Le romantique n’est absolument pas tourné vers les possibilités du futur parce que ces possibilités-là sont vues comme quelque chose d'agressant. L'inconnu futur est angoissant, alors, l'éternel adolescent  va se retourner vers le connu du passé. Il va chercher, partout, à se mettre -dans sa relation aux autres- dans sa propre solitude rebelle et nihiliste.

Le romantique est un homme qui refuse la responsabilité des contraintes de vivre, il est volontairement perdu dans ses représentations d'un paradis clos sur lui-même comme un état à retrouver (il est le contraire des poètes engagés qui prennent la responsabilité de leurs engagements dans la vie, dans la politique, dans le social, la philosophie...)[7]

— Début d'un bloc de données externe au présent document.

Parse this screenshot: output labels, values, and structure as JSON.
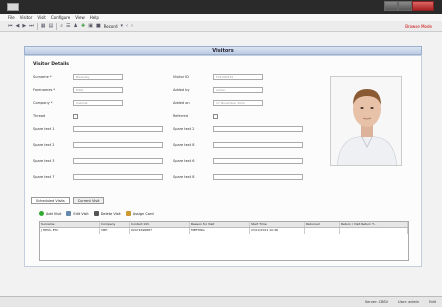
{
  "menu": [
    "File",
    "Visitor",
    "Visit",
    "Configure",
    "View",
    "Help"
  ],
  "toolbar": {
    "record_label": "Record",
    "browse_mode": "Browse Mode"
  },
  "panel_title": "Visitors",
  "section_title": "Visitor Details",
  "left_fields": [
    {
      "label": "Surname *",
      "value": "Blackaby"
    },
    {
      "label": "Forenames *",
      "value": "Elliot"
    },
    {
      "label": "Company *",
      "value": "Cabinet"
    },
    {
      "label": "Thread",
      "value": ""
    },
    {
      "label": "Spare text 1",
      "value": ""
    },
    {
      "label": "Spare text 2",
      "value": ""
    },
    {
      "label": "Spare text 3",
      "value": ""
    },
    {
      "label": "Spare text 7",
      "value": ""
    }
  ],
  "right_fields": [
    {
      "label": "Visitor ID",
      "value": "FV1000032"
    },
    {
      "label": "Added by",
      "value": "admin"
    },
    {
      "label": "Added on",
      "value": "17 November 2011"
    },
    {
      "label": "Referred",
      "value": ""
    },
    {
      "label": "Spare text 2",
      "value": ""
    },
    {
      "label": "Spare text 8",
      "value": ""
    },
    {
      "label": "Spare text 6",
      "value": ""
    },
    {
      "label": "Spare text 8",
      "value": ""
    }
  ],
  "tabs": [
    "Scheduled Visits",
    "Current Visit"
  ],
  "actions": {
    "add": "Add Visit",
    "edit": "Edit Visit",
    "delete": "Delete Visit",
    "assign": "Assign Card"
  },
  "grid": {
    "columns": [
      "Surname",
      "Company",
      "Contact Info",
      "Reason for Visit",
      "Start Time",
      "Returned",
      "Return / Visit Return T..."
    ],
    "row": [
      "J HESS, ETC",
      "CBH",
      "02071696887",
      "MEETING",
      "23/12/2011 10:48",
      "",
      ""
    ]
  },
  "status": {
    "server": "Server: CBSV",
    "user": "User: admin",
    "edit": "Edit"
  },
  "colors": {
    "browse_mode": "#cc0000",
    "header": "#bccbe2"
  }
}
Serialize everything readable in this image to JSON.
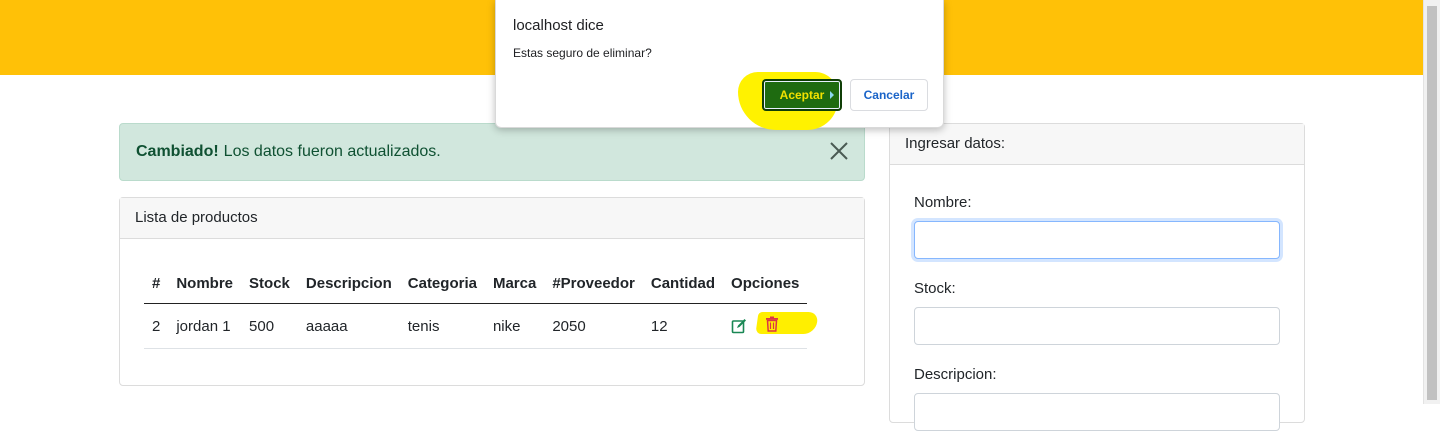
{
  "dialog": {
    "title": "localhost dice",
    "message": "Estas seguro de eliminar?",
    "accept_label": "Aceptar",
    "cancel_label": "Cancelar"
  },
  "alert": {
    "strong": "Cambiado!",
    "text": "Los datos fueron actualizados."
  },
  "products": {
    "header": "Lista de productos",
    "columns": [
      "#",
      "Nombre",
      "Stock",
      "Descripcion",
      "Categoria",
      "Marca",
      "#Proveedor",
      "Cantidad",
      "Opciones"
    ],
    "rows": [
      [
        "2",
        "jordan 1",
        "500",
        "aaaaa",
        "tenis",
        "nike",
        "2050",
        "12"
      ]
    ]
  },
  "form": {
    "header": "Ingresar datos:",
    "nombre_label": "Nombre:",
    "stock_label": "Stock:",
    "descripcion_label": "Descripcion:"
  },
  "colors": {
    "topbar": "#ffc107",
    "alert_bg": "#d1e7dd",
    "accept_button": "#1e6b10",
    "highlight": "#fff200",
    "edit_icon": "#198754",
    "delete_icon": "#dc3545"
  },
  "icons": {
    "close": "close-icon",
    "edit": "edit-icon",
    "delete": "trash-icon"
  }
}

Il va projeter sur la mort une image qu’il a d'un retour dans le ventre de la mère. Donc il va fantasmer la mort non pas comme un départ dans un futur inconnu (même si cet inconnu est un néant), mais comme un grand retour dans le placenta originaire. Pour lui, la mort est toujours un retour en arrière… donc un retour vers l'oubli.

      « Je viens chercher vivant le calme du Léthé » (vers 22)

L'espace et le temps n'existent pas pour un foetus. Pendant toute notre jeunesse nous sommes immortels. Donc la mort chez les romantiques est projetée comme un grand retour à l'oubli primordial :

« Beaux lieux, soyez pour moi ses bords où l'on oublie, l'oubli seul désormais est ma félicité. »

 

 

 

La seule certitude que nous n'aurons jamais, c'est celle de notre propre mort.  L’adolescent, par nature, se sent, se voit, s'imagine immortel.  La rébellion du romantique contre la société  n'est peut-être que l'expression d'une  rébellion plus enfouie parce qu'irrémédiable : la rébellion contre notre propre mortalité.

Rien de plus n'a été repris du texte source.